Honestly, you don’t need to be a believer in Christ to read these books. They’re fun, exceptionally well written, and entertaining. Quick reads, as I couldn’t put this book down. Literally read within 2 days! Give this book a try, you won’t regret it! Books like this have changed my life, as well as the many people I’ve recommended them to!
Counted With the Stars has the perfect measure of heart and history!
One of the strongest draws to this novel is it’s multi-dimensional characters. The narrative is delivered through the first person point of view of Kiya. Ripped from a life of luxury, Kiya despairs over the loss of her family as well as the hardships she must endure in servitude to Tekurah — the lady of the house. It’s not long, however, before she finds solace in the friendship of a Hebrew slave. One sacrificial act by new acquaintance Shira, followed by subsequent talks about her One God pave the way for a soul-deep friendship between the two.

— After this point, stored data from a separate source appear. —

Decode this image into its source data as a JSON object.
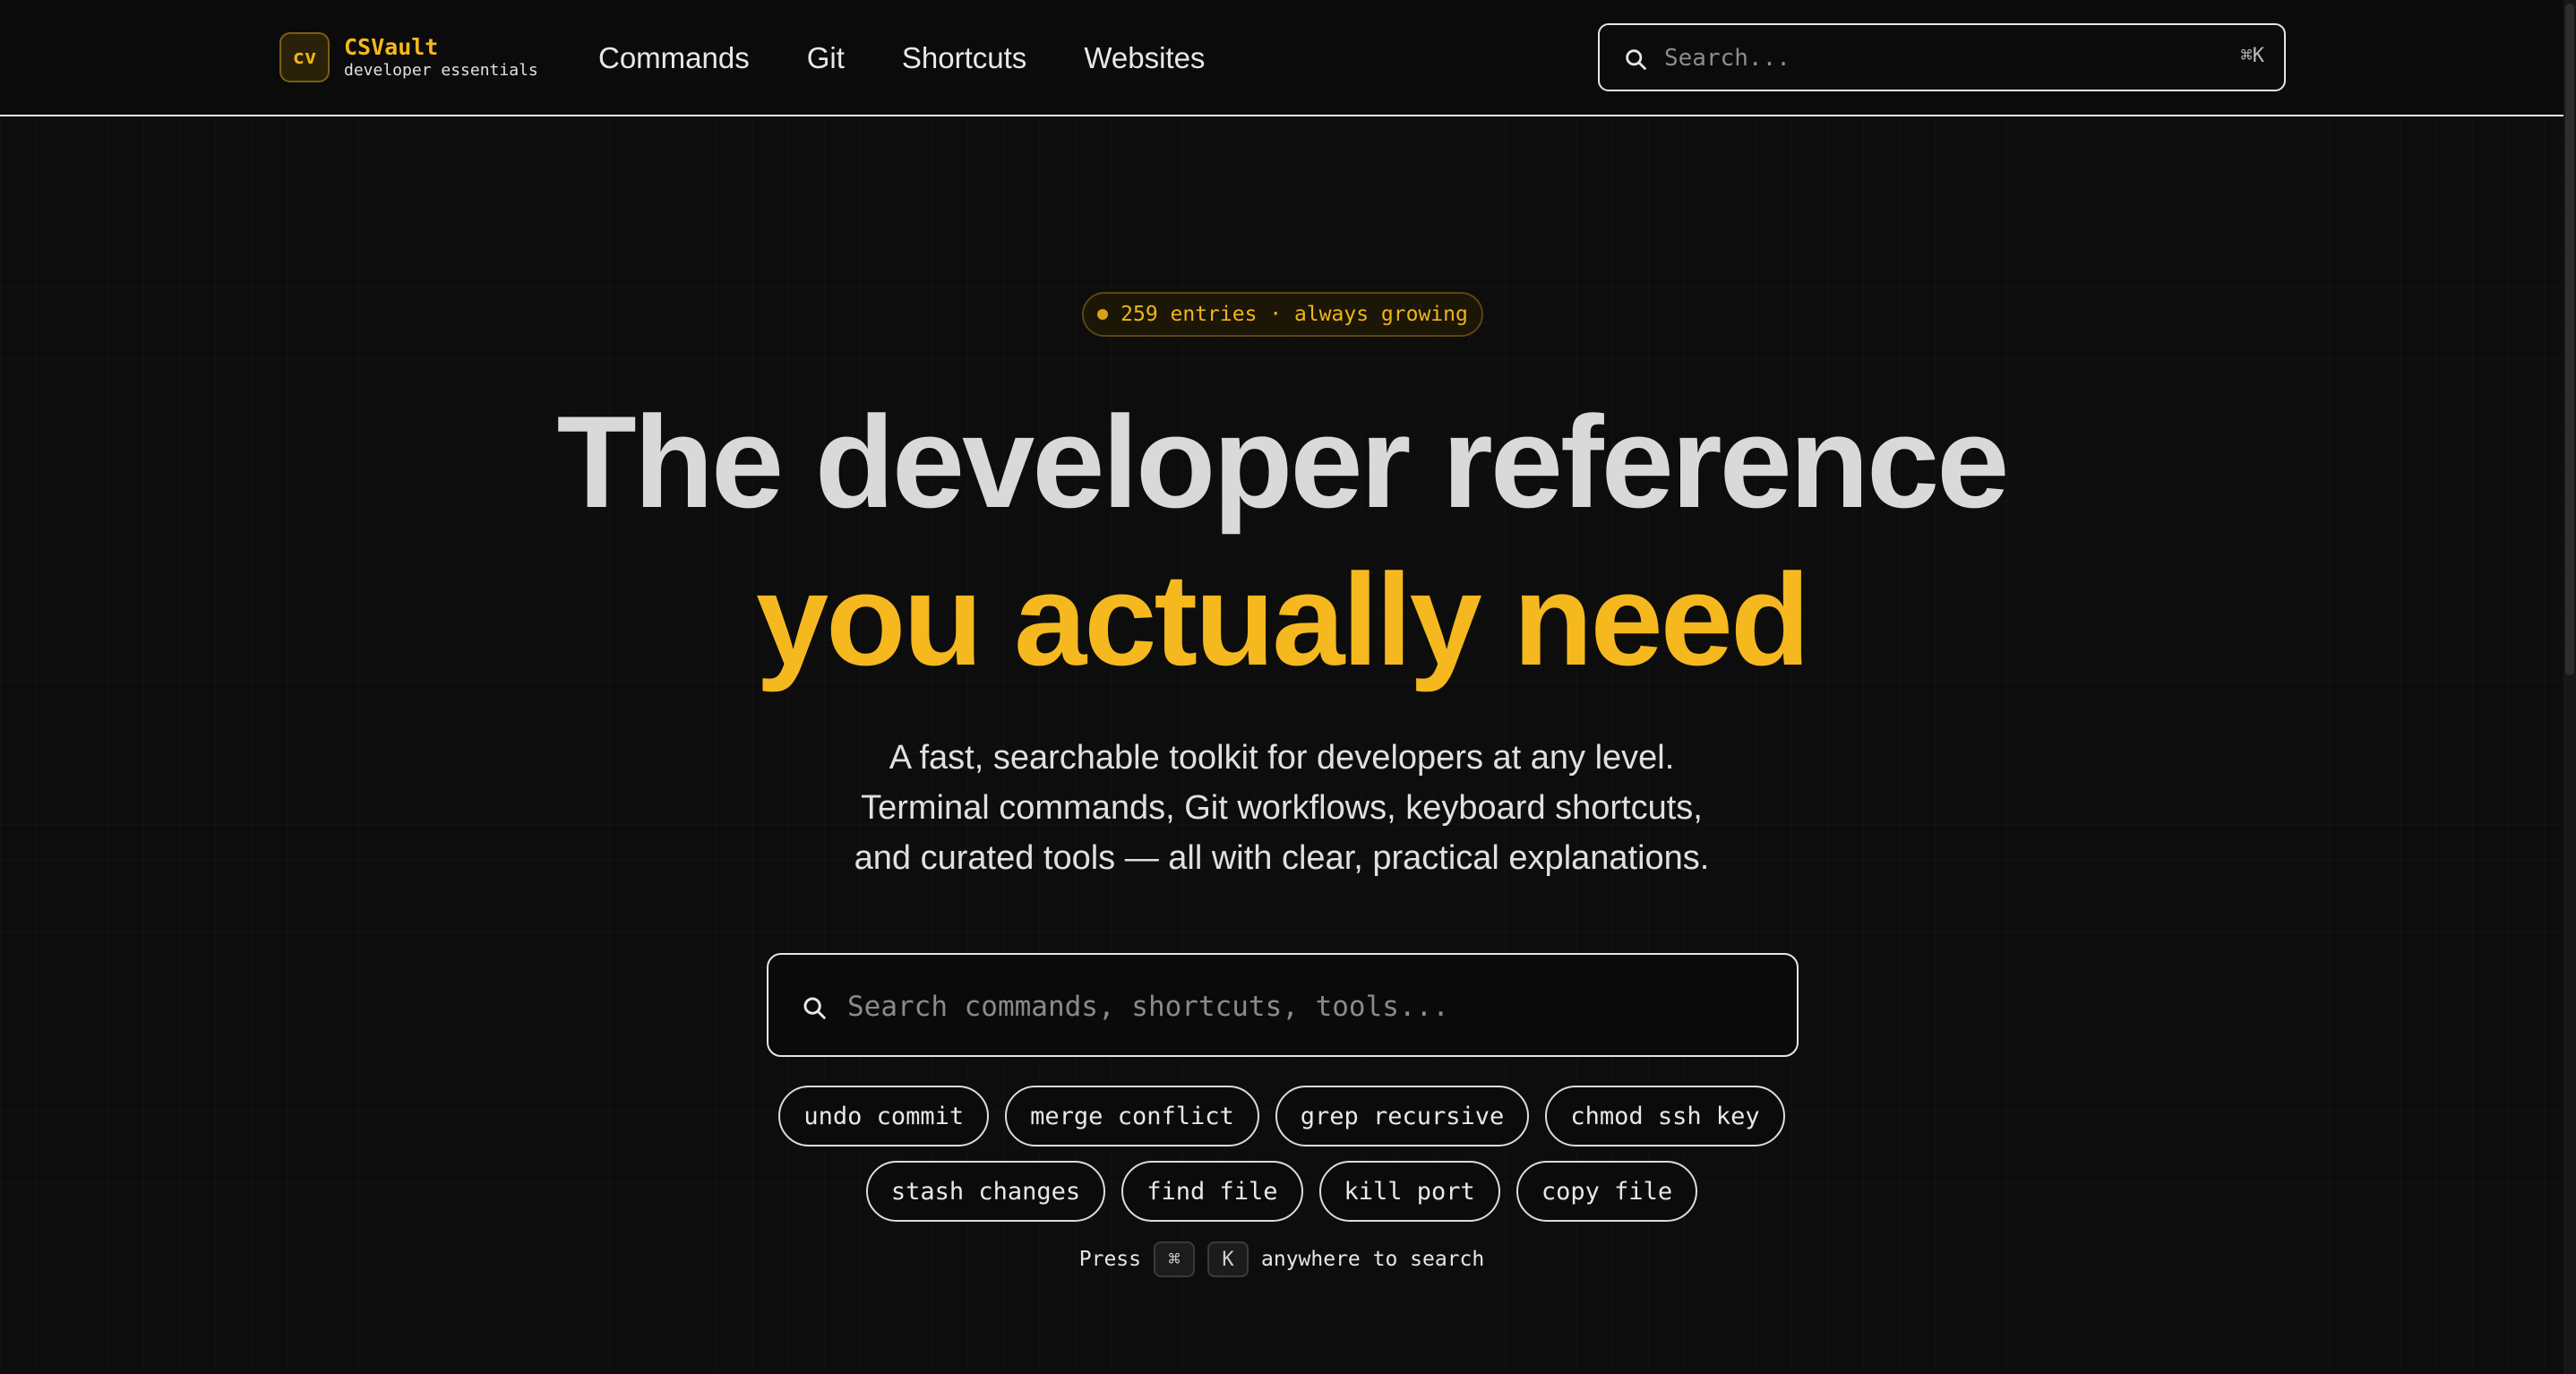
{
  "brand": {
    "logo_text": "cv",
    "name": "CSVault",
    "tagline": "developer essentials"
  },
  "nav": {
    "items": [
      {
        "label": "Commands"
      },
      {
        "label": "Git"
      },
      {
        "label": "Shortcuts"
      },
      {
        "label": "Websites"
      }
    ]
  },
  "header_search": {
    "placeholder": "Search...",
    "shortcut": "⌘K",
    "icon": "search-icon"
  },
  "hero": {
    "badge": "259 entries · always growing",
    "headline_line1": "The developer reference",
    "headline_line2": "you actually need",
    "description": [
      "A fast, searchable toolkit for developers at any level.",
      "Terminal commands, Git workflows, keyboard shortcuts,",
      "and curated tools — all with clear, practical explanations."
    ]
  },
  "main_search": {
    "placeholder": "Search commands, shortcuts, tools...",
    "icon": "search-icon"
  },
  "suggestions": {
    "row1": [
      "undo commit",
      "merge conflict",
      "grep recursive",
      "chmod ssh key"
    ],
    "row2": [
      "stash changes",
      "find file",
      "kill port",
      "copy file"
    ]
  },
  "hint": {
    "prefix": "Press",
    "key1": "⌘",
    "key2": "K",
    "suffix": "anywhere to search"
  },
  "colors": {
    "accent": "#f5b81e",
    "background": "#0d0d0d",
    "text": "#e6e6e6"
  }
}
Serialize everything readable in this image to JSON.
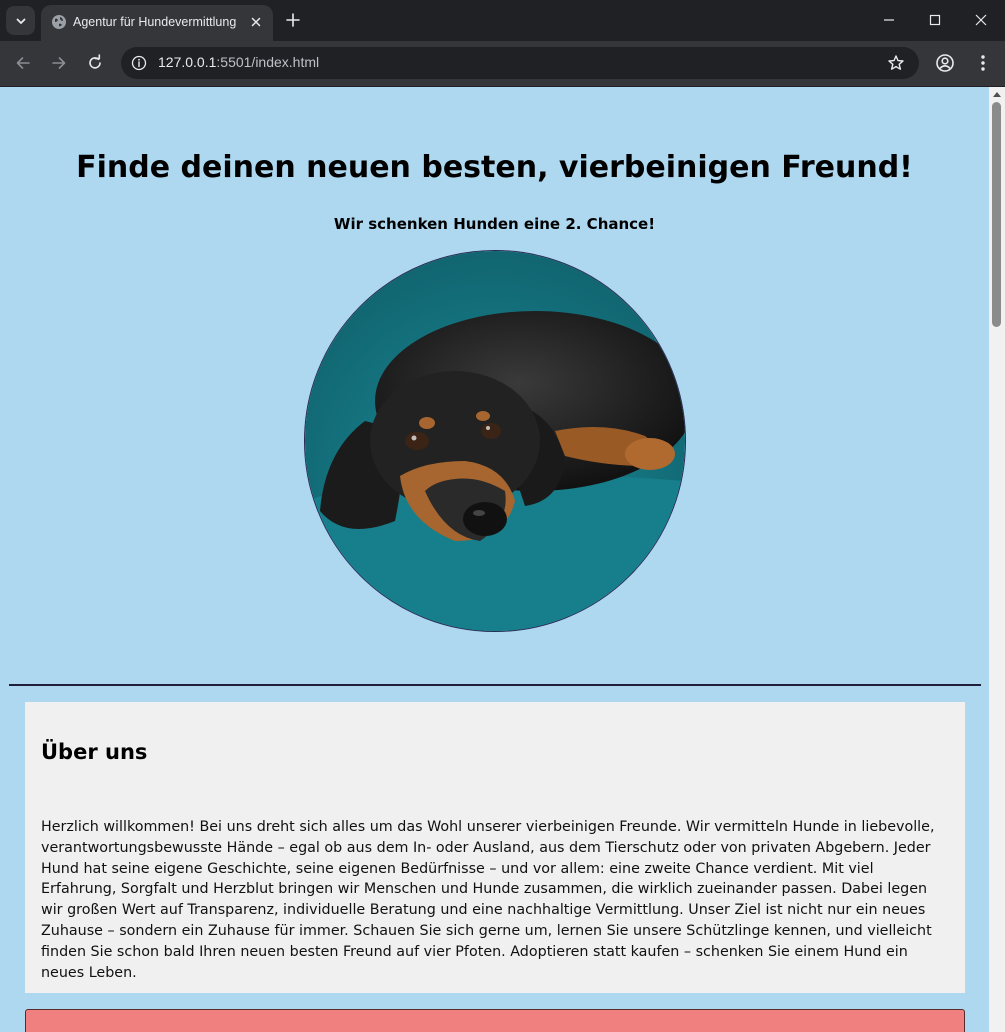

Shira’s faith, gentle spirit, willing acceptance of God’s good plan stirred my heart. Secondary characters like Shira’s brother Eben, as well as Kiya’s mother and brother enrich the story with glimmers of love and forgiveness.
Connilyn led me to see the events of Exodus with new eyes. For the first time, I questioned how word of Moses’ confrontations with Pharaoh would have been relayed through a nation as large as Egypt. Word of mouth, speculation, and pagan superstitions could have both helped and hurt the Hebrews by stirring up a mixture of resentment and fear towards them.
Have you ever considered how each plague was a targeted attack the gods of Egypt? I’ve done so through the eyes of a Christian, but never through an Egyptian’s perspective., I’ve read the biblical accounts numerous times and each time I’ve skimmed over God’s protection of the Israelites from the 5th plague on livestock. By doing so, God (Jehovah-Jireh) provided the sacrificial lambs of Passover. (See also Genesis 22:13-14, Exodus 9 & 12, & 1 Corinthians 5:7.) This book did for me the very thing that endears me to biblical fiction — it sent me searching the scriptures.
I’d like to conclude with a few general remarks: Connilyn’s approach to the retelling of Exodus is as unique as it is compelling. She was able to elicit from me genuine concern for Kiya’s salvation, making me worry if she would be “ever seeing but never perceiving, and ever hearing but never understanding.” In the story surrounding her brother, I detected a nod towards the sanctity of life and how God sees value in every life. Counted With the Stars has the perfect measure of heart and history!
I received this book free from the author in exchange for my review. I was not required to write a positive review. The opinions I have expressed are my own.